Agrisoma Biosciences’ oilseed crop was used for the flight that was part of a program funded by the National Research Council of Canada. That flight proved to be cleaner than and as efficient as a trip using conventional aviation fuel, according to results collected by the NRC.
Aerosol emissions decreased by 50 per cent and black carbon emissions dropped by 49 per cent when using biofuel compared to conventional fuel.
Additionally, results showed a comparable engine performance but an improvement of 1.5 per cent in fuel consumption.
The results floored even the president and CEO of Agrisoma, Steven Fabijanski.
“We expected a reasonable reduction, but we didn’t expect the reduction to be to that extent,” he said. “We were pleasantly surprised about the reduction.”

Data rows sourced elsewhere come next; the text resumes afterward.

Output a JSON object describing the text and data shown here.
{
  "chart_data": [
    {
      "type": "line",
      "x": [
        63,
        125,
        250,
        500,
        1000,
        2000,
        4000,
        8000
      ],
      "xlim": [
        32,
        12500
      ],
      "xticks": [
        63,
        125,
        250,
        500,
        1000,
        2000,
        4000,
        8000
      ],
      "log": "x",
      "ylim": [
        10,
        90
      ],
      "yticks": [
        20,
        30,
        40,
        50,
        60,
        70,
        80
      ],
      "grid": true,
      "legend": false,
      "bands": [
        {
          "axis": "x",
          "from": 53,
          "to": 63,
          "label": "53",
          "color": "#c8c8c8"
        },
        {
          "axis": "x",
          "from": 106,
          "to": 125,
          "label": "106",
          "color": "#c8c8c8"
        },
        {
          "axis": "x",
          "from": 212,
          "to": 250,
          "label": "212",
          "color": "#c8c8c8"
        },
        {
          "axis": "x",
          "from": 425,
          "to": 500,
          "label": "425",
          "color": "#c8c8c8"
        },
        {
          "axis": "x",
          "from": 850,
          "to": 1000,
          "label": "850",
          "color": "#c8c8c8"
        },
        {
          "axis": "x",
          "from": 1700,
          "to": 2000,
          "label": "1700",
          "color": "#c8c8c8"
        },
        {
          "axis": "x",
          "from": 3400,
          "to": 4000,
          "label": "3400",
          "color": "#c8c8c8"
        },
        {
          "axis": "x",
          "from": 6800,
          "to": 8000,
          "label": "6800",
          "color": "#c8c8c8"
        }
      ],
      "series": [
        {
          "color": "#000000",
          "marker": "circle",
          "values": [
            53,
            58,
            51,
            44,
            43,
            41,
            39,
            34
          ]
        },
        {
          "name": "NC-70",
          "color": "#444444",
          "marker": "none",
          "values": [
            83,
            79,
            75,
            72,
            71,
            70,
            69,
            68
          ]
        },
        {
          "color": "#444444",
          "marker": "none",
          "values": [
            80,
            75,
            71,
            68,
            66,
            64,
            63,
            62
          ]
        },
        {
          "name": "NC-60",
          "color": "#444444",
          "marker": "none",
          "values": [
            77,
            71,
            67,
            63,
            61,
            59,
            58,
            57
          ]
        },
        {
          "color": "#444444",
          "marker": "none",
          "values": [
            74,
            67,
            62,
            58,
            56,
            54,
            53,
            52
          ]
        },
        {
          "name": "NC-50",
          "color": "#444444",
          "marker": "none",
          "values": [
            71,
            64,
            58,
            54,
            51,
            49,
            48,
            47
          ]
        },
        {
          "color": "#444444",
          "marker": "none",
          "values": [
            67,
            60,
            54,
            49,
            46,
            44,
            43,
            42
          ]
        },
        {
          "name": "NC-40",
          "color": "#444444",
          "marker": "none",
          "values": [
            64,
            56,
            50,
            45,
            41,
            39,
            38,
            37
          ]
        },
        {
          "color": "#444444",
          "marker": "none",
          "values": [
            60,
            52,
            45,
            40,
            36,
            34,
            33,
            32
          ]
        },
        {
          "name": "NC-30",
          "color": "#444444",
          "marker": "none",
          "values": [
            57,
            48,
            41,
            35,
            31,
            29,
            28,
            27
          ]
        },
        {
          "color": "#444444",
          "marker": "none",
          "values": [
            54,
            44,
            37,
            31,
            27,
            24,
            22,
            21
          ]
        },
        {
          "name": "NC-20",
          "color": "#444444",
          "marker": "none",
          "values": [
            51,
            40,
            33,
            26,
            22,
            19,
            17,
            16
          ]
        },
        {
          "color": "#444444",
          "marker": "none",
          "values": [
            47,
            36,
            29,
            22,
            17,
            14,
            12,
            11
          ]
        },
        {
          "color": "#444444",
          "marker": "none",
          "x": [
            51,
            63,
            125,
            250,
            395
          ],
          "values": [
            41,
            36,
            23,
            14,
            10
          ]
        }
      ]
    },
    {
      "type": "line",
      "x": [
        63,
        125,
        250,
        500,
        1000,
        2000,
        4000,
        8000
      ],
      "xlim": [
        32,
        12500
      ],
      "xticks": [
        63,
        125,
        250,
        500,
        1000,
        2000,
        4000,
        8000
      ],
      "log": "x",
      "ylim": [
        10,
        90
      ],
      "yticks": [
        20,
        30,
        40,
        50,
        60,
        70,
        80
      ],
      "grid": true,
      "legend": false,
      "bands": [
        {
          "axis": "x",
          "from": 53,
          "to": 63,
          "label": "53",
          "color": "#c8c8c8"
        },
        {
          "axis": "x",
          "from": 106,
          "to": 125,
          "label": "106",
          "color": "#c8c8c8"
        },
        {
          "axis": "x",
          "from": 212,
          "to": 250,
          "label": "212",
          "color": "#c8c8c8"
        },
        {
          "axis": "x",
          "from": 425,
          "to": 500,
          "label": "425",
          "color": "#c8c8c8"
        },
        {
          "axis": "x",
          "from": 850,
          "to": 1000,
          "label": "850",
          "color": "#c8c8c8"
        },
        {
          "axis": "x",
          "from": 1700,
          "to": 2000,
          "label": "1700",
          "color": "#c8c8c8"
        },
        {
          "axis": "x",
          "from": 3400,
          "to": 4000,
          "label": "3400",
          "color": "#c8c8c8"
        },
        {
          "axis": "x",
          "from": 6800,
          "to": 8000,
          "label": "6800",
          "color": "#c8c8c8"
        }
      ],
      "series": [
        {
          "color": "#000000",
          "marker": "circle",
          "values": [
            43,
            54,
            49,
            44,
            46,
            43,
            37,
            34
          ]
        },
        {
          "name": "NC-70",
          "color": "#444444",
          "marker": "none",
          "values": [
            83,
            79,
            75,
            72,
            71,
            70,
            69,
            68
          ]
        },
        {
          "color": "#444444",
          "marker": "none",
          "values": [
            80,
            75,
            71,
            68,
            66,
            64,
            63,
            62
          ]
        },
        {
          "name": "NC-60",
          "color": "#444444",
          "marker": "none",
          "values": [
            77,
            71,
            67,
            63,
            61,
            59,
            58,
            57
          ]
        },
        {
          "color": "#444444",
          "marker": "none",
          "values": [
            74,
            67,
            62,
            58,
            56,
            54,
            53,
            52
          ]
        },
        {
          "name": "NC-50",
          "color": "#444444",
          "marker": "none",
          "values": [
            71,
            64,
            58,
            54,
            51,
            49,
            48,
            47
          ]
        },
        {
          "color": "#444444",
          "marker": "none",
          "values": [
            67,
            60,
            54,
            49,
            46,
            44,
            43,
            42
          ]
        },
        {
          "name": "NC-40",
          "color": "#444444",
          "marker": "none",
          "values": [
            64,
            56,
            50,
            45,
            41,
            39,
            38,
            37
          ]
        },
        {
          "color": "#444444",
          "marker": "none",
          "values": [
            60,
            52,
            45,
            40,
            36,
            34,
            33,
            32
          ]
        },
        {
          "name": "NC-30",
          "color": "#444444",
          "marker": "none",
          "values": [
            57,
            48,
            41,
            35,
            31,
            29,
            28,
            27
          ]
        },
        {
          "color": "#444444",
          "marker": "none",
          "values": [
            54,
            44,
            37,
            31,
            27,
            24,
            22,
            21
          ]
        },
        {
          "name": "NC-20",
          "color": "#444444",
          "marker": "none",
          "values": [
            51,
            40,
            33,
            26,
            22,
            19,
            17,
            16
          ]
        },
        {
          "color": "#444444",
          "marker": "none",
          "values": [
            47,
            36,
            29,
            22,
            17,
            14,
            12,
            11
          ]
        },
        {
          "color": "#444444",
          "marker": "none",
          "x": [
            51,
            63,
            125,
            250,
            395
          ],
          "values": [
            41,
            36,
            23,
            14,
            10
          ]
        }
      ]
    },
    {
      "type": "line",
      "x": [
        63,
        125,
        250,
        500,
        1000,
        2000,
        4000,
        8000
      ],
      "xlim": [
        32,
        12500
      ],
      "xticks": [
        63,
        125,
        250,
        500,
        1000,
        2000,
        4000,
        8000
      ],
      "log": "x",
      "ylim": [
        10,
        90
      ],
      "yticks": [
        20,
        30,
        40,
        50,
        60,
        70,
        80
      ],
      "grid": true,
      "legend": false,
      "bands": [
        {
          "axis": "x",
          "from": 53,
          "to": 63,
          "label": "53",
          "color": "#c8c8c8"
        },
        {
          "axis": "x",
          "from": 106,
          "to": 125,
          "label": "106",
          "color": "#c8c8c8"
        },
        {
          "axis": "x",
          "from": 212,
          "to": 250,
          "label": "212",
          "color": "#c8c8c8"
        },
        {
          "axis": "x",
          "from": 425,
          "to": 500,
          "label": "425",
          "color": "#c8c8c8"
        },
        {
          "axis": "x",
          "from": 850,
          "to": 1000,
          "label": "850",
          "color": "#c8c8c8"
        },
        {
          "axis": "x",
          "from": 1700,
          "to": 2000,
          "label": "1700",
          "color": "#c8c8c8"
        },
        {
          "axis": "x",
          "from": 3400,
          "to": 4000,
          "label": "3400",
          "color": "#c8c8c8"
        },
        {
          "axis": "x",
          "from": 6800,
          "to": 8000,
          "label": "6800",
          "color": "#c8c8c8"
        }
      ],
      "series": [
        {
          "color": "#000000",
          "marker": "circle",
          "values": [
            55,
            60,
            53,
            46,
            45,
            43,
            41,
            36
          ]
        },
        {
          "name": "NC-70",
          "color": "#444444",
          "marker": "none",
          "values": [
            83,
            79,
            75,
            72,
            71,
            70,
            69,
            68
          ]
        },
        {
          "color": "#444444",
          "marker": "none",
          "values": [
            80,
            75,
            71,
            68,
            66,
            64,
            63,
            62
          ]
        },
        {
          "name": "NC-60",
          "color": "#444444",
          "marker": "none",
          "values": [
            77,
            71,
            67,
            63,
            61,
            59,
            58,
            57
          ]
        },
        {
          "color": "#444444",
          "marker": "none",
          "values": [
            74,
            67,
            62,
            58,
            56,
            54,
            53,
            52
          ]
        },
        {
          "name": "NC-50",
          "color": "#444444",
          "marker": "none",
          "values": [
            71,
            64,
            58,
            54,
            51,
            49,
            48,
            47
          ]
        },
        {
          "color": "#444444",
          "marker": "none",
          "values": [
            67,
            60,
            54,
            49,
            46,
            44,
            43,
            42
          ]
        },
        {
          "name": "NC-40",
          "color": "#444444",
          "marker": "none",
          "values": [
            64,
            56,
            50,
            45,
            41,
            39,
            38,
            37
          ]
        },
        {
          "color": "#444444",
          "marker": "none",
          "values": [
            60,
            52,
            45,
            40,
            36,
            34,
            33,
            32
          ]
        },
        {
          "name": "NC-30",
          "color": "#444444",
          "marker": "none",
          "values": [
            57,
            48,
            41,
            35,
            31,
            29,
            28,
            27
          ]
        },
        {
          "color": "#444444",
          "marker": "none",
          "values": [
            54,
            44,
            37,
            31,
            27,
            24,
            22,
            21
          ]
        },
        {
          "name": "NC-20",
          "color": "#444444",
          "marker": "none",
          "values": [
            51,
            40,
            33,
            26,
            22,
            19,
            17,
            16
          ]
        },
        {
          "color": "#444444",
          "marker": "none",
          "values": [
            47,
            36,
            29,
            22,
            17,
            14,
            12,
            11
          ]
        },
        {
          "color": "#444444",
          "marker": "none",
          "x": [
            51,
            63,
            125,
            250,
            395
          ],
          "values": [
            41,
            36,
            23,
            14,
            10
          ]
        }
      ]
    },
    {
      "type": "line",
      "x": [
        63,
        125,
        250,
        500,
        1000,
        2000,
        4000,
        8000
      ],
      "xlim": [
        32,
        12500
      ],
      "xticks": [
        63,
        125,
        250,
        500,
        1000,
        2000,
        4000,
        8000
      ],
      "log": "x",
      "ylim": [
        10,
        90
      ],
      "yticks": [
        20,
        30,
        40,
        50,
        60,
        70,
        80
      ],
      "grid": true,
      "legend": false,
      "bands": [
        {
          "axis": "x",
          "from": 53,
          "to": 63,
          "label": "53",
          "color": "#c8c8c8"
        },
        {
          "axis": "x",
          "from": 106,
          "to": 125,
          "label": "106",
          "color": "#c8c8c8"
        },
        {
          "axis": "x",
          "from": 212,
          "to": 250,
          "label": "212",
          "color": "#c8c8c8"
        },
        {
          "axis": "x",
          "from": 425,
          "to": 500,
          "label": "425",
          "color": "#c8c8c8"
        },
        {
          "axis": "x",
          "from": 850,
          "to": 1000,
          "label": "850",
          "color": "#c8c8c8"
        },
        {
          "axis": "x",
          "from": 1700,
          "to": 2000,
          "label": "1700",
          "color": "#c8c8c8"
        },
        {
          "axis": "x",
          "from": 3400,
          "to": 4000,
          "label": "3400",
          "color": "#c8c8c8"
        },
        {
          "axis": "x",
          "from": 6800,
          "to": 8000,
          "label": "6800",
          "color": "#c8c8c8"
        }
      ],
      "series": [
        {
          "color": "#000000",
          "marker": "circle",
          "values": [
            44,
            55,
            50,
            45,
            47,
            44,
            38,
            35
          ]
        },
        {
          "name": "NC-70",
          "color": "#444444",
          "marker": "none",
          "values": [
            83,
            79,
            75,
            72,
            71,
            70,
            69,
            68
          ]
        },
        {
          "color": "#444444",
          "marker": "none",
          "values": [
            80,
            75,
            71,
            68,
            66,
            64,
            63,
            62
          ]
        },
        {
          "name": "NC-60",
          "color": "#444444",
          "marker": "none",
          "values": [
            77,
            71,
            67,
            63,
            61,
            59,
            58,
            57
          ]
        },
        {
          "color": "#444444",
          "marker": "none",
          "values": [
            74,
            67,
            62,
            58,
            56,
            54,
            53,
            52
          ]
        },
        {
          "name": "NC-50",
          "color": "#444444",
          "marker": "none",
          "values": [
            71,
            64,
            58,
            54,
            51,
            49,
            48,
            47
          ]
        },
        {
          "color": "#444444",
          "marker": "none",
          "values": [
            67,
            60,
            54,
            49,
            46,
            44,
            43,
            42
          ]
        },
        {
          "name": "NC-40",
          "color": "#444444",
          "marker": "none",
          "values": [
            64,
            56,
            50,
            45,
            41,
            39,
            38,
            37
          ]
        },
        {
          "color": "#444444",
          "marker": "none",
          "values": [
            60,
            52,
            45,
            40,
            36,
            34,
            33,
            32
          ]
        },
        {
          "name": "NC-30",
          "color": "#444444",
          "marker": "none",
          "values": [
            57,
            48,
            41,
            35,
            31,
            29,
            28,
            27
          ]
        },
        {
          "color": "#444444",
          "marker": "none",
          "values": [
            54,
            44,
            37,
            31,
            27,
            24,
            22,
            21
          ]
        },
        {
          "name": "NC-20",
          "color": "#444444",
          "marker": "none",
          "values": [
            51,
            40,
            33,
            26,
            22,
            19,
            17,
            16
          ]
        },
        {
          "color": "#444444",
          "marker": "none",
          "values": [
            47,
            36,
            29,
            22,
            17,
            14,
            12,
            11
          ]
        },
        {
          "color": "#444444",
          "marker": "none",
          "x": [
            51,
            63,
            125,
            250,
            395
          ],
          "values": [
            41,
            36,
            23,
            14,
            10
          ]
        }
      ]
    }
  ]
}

The information was collected during the flight which took place on Oct. 29, and was analyzed by a team of experts, according to a release from the NRC.
A Falcon 20 aircraft flew at 30,000 feet, similar to regular commercial aircraft altitude. A second aircraft, the T-33, tailed the Falcon in flight to measure engine emissions.
The jet’s engines required no modification for the flight, as the biofuel met the specifications of petroleum-based fuels.
Applied Research Associates – an Albuquerque, N.M. headquartered clean-tech firm with an office in Toronto – turned Agrisoma’s oilseed crop into biofuel. The crop, called Brassica carinata, carries the brand name Resonance.
Agrisoma, an agricultural biotechnology company, is headquartered in Ottawa and grows its crops in western Canada.